O nosso eterno complexo (publicado originalmente em 28/6/2011)
Vocês se lembram de quando Nelson Rodrigues escreveu sobre complexo de vira-lata de nós, os brasileiros, por nunca ter ganhado uma Copa do Mundo? Então, 40 anos depois, o ator, autor, diretor Juca de Oliveira escreveu uma peça teatral que ficou em cartaz de 1998 a 2002 e atraiu pelo menos um milhão de pessoas a assisti-la. O nome: 'Qualquer Gato Vira-Lata tem uma Vida Sexual Mais Sadia que a Nossa'. Passam-se oito anos e o diretor Tomás Portella, ex-assistente de direção em trabalhos como 'Meu Nome Não é Johnny' e 'Lisbela e o Prisioneiro', resolve adaptar o texto de Juca à telona. Aposta arriscadíssima, pois são raros os transportes ao cinema dignos de notas altas, principalmente no Brasil – vide os casos de fracasso de 'Trair e Coçar é só Começar' e 'Irma Vap: O Retorno' (ambos de 2006). Mas eis que Portella e sua turma sacam das mangas alguns trunfos ao mesmo tempo desconcertantes e desleixados, cujo grande sucesso como resultado, pelo menos ao público menos exigente, é a coisa certa: convoca atores da Globo para o elenco, exagera em closes e filma a história como se produzisse um capítulo da novela das nove.
De qualquer forma 'Qualquer Gato Vira-Lata' (2011) – o resumo do título é proposital, no cinema é tudo – é uma obra ruim e tem este mérito de ponta a ponta. Nada escapa. Cléo Pires, Malvino Salvador e Dudu Azevedo, os protagonistas, estão impecavelmente fracos. A atriz, aliás, não consegue esconder a sua inexperiência em ficar à frente de uma trama. Está forçosamente garimpando seu lugar ao sol, porém a sombra de sua mãe, Glória Pires, insiste em cobri-la. Cléo se encaixa melhor, por enquanto, em papéis coadjuvantes. A sua sensualidade e rosto marcante não são suficientes para dar qualidade ao filme. Dudu e Malvino dão a impressão de estarem viciados em planos televisivos. Portella erra na dose e dedica o seu tempo a outras parte de 'Qualquer Gato Vira-Lata', como a trilha e o roteiro, também aquém do esperado. Outro ponto é a participação especial de Rita Guedes, protagonista da peça de teatro, no filme, como a ex-esposa (Ângela) de Conrado (Malvino). Tati (Cléo) e Marcelo (Dudu) são casal principal até então daqui. Eles vivem uma crise e Tati recorre a Conrado, o professor de biologia com tese polêmica, para ajudá-la.

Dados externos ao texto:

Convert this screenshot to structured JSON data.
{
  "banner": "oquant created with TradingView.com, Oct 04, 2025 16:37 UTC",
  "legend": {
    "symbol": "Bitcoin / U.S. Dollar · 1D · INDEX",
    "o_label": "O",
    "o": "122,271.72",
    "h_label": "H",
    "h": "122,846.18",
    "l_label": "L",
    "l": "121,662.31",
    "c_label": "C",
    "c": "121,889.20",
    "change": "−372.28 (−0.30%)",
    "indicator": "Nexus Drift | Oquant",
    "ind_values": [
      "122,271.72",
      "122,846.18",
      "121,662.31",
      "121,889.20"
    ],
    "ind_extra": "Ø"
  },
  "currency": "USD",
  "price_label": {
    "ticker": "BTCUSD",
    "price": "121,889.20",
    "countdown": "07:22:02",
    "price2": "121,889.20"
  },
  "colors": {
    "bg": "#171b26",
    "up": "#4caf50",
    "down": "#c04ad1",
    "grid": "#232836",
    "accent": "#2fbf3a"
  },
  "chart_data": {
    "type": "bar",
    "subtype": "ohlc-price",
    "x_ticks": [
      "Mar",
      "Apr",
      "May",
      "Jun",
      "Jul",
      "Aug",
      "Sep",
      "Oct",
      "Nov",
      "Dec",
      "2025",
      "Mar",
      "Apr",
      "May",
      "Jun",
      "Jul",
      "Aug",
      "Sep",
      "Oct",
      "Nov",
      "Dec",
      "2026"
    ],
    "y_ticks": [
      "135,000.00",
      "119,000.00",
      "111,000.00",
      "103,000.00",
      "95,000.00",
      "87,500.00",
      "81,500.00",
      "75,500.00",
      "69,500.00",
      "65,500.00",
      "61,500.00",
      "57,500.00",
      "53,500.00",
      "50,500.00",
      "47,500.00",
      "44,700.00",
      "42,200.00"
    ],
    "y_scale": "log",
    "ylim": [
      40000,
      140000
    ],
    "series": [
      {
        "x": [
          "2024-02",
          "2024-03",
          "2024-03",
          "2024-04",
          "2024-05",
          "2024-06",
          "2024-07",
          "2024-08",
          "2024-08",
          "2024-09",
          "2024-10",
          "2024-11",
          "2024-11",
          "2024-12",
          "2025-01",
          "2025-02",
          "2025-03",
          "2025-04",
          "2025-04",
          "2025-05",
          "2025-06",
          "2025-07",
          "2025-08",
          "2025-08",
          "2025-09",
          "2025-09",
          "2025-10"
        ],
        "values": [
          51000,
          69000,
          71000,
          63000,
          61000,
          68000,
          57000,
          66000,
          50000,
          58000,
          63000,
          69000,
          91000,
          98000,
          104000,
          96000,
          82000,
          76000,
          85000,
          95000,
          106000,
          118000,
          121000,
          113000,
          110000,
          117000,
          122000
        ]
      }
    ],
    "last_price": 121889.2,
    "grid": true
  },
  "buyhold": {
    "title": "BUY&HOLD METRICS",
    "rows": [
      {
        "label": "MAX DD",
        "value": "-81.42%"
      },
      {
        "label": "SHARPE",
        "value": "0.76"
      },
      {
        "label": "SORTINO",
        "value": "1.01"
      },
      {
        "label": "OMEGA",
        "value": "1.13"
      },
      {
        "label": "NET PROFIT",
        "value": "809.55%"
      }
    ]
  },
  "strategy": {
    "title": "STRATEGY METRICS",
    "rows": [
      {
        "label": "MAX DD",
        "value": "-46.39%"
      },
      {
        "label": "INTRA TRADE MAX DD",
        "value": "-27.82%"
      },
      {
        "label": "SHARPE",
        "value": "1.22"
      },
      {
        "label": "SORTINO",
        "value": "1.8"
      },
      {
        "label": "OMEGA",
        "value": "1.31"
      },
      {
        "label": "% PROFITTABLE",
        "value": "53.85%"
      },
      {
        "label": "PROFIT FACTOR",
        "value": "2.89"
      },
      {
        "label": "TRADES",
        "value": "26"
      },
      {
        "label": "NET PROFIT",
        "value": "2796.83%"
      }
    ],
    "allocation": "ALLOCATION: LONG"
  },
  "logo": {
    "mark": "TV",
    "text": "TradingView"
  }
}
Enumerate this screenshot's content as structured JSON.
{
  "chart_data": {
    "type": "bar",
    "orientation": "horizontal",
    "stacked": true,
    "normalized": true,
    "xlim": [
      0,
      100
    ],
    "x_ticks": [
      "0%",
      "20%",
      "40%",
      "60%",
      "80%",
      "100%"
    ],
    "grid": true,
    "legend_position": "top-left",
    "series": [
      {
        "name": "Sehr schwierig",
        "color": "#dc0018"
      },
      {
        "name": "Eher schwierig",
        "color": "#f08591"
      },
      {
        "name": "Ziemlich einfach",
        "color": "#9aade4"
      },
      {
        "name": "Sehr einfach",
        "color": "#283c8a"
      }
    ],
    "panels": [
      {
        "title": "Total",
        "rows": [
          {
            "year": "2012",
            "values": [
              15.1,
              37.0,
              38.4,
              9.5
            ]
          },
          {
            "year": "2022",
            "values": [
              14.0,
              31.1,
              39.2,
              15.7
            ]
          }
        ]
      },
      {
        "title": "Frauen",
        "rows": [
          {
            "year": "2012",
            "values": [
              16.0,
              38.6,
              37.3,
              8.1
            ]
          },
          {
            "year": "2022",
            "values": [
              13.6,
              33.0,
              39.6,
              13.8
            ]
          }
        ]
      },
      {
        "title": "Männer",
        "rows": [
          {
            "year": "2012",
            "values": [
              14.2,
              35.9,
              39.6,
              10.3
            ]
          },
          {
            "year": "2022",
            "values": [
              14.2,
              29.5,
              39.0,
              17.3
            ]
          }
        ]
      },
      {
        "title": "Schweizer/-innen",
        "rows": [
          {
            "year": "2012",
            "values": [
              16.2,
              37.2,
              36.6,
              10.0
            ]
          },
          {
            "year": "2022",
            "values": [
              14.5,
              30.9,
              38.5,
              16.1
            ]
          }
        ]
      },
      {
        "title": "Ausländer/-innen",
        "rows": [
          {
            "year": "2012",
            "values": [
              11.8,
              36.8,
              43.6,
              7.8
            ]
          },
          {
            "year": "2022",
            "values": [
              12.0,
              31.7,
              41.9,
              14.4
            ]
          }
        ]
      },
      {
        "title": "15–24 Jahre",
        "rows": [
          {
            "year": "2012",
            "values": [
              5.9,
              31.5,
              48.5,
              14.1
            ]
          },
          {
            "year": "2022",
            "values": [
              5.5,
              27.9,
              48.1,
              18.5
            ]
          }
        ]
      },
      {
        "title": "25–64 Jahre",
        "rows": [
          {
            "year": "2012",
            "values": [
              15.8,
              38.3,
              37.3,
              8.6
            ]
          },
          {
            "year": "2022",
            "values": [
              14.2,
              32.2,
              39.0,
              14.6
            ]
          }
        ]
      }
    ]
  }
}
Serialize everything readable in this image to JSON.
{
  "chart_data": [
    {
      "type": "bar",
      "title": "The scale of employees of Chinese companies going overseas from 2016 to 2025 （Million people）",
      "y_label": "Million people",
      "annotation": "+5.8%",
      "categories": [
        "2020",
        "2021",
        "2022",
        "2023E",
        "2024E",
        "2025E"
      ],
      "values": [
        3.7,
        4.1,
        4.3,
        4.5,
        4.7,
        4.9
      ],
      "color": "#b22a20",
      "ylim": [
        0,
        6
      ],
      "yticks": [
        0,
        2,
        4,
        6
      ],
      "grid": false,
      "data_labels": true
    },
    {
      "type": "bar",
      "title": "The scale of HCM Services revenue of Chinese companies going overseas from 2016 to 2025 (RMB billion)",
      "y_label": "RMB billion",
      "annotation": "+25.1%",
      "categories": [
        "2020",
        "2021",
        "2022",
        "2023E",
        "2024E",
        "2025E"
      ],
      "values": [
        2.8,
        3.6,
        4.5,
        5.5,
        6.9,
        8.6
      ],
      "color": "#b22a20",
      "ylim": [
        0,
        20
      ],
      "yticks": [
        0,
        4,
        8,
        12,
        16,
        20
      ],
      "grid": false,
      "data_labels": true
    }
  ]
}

A proposta de Conrado é a seguinte: as mulheres têm de ser totalmente submissas aos homens, e, portanto, não podem paquerar, e sim, deixar-se paquerar. Elas devem ignorar os brucutus até que eles, ao bel prazer de quando desejarem, corram atrás delas. Para Tati isto é o fim do mundo porque ela se arrasta por Marcelo. Amélia deveria ser o seu nome. Marcelo é dos mulherengos incorrigíveis. Ademais, quando o bon vivant percebe a aproximação entre Tati e o professor, se morde de ciúmes e aí inverte-se o caso: é Marcelo agora correndo atrás da bela dona. O enredo, como se pode notar, é bastante pobre, ingênuo e de nível raso. Se eu escrever aqui que surgirá uma atração entre Tati e Conrado vocês nem reclamarão, pois é o esperado. E este é o grande mal do cinema nacional patrocinado por empresas como a Globo Filmes: arrasta-se à telona atores conhecidos do público – saem da novela direto ao ecrã, com scripts frágeis etc, como citei anteriormente. Somos consumidos pelo complexo de vira-lata por causa dessa 'globalização'. Parodiando Nelson Rodrigues: o público tem o complexo de vira-lata e gosta de apanhar. Haja paciência.